TRANS> Utopia Shelter: by Anri Sala and Edi Rama
Project manager: Alexandra Tuttle
Design: Fabian Monsalve
Fabricator: The Umbrella Centre in Borsang Village, Chiang Mai, Thailand
Printer: Cinnamon Graphics, New York
Brochure
ANRI SALA, an Albanian artist living in Paris, has gained international attention for his video, animation and photographic works. With an emphasis on slowness, stillness, and intimate detail, Sala explores the interface of documentary and fiction. His painterly works elicit an undercurrent of tension that speaks to political and social realities, articulating loss and alienation through a specificity of place and cultural context that seems rooted in memory and history.
Anri Sala was born in 1974 in Tirana, Albania. He studied painting at the National Academy of Arts in Tirana, video at the Ecole Nationale Supérieure des Arts Décoratifs in Paris and film directing at Le Fresnoy – Studio National des Arts Contemporains – in Tourcoing, France. In 2001 he received the Young Artist Prize of the 49th Venice Biennale. His works have been widely shown internationally, at institutions including MAMCO, Geneva, Switzerland; Dallas Museum of Art, Texas; Ikon Gallery, Birmingham, England; Kunsthalle Wien, Vienna: ARC, Musée d’Art Moderne de la Ville de Paris, and the New Museum of Contemporary Art, New York, among others. He participated in Utopia Station at the 50th Venice Biennale; the 24th Bienal de Sao Paolo; Manifesta 4 in Frankfurt, Germany and Uniform: Order and Disorder at P.S.1 Center for Contemporary Art, New York.

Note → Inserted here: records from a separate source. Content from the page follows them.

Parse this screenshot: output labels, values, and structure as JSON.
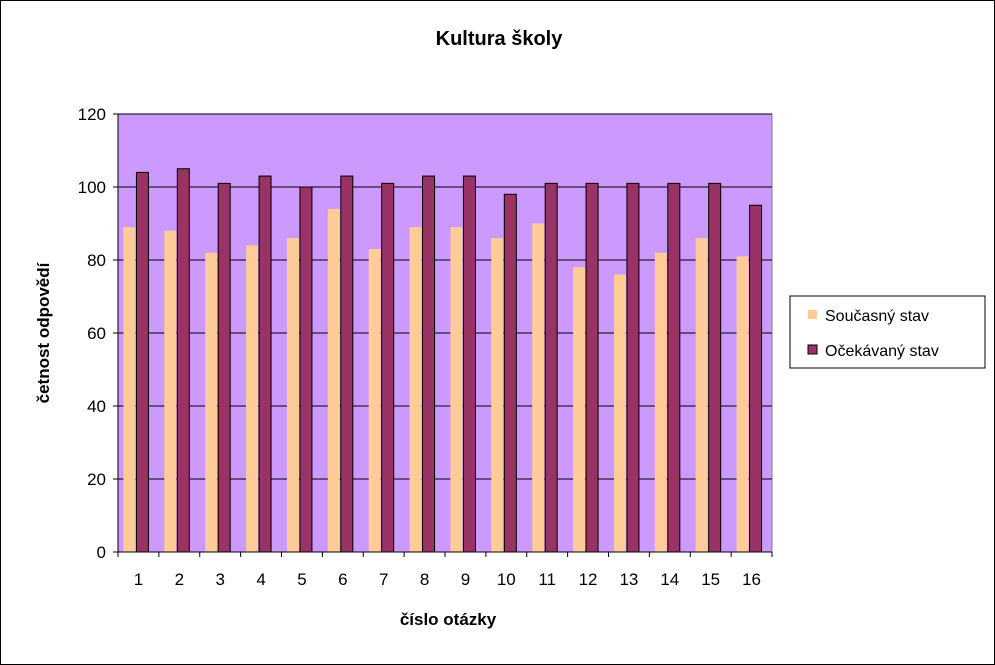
{
  "chart_data": {
    "type": "bar",
    "title": "Kultura školy",
    "xlabel": "číslo otázky",
    "ylabel": "četnost odpovědí",
    "categories": [
      "1",
      "2",
      "3",
      "4",
      "5",
      "6",
      "7",
      "8",
      "9",
      "10",
      "11",
      "12",
      "13",
      "14",
      "15",
      "16"
    ],
    "series": [
      {
        "name": "Současný stav",
        "color": "#ffcc99",
        "values": [
          89,
          88,
          82,
          84,
          86,
          94,
          83,
          89,
          89,
          86,
          90,
          78,
          76,
          82,
          86,
          81
        ]
      },
      {
        "name": "Očekávaný stav",
        "color": "#993366",
        "values": [
          104,
          105,
          101,
          103,
          100,
          103,
          101,
          103,
          103,
          98,
          101,
          101,
          101,
          101,
          101,
          95
        ]
      }
    ],
    "ylim": [
      0,
      120
    ],
    "yticks": [
      0,
      20,
      40,
      60,
      80,
      100,
      120
    ],
    "grid": true,
    "plot_background": "#cc99ff",
    "legend_position": "right"
  }
}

Anri Sala lives and works in Paris.
EDI RAMA was born in 1964 in Tirana, Albania, back then until 1991 the capital of the isolated and stalinist Socialist People’s Republic of Albania. He studied painting at the Academy of Fine Arts and moved in the early 1990ies to Paris, where he collaborated on some projects with Albanian artist and friend Anri Sala. At the same time he was very active in the first movements for democracy in Albania. In 1998 he became Minister for Culture, Youth and Sports. After a period as Mayor of Tirana he became in 2013 Prime Minister of Albania.
As an artist he works mostly with highly personal sketches and drawings on notebooks and in his calendars.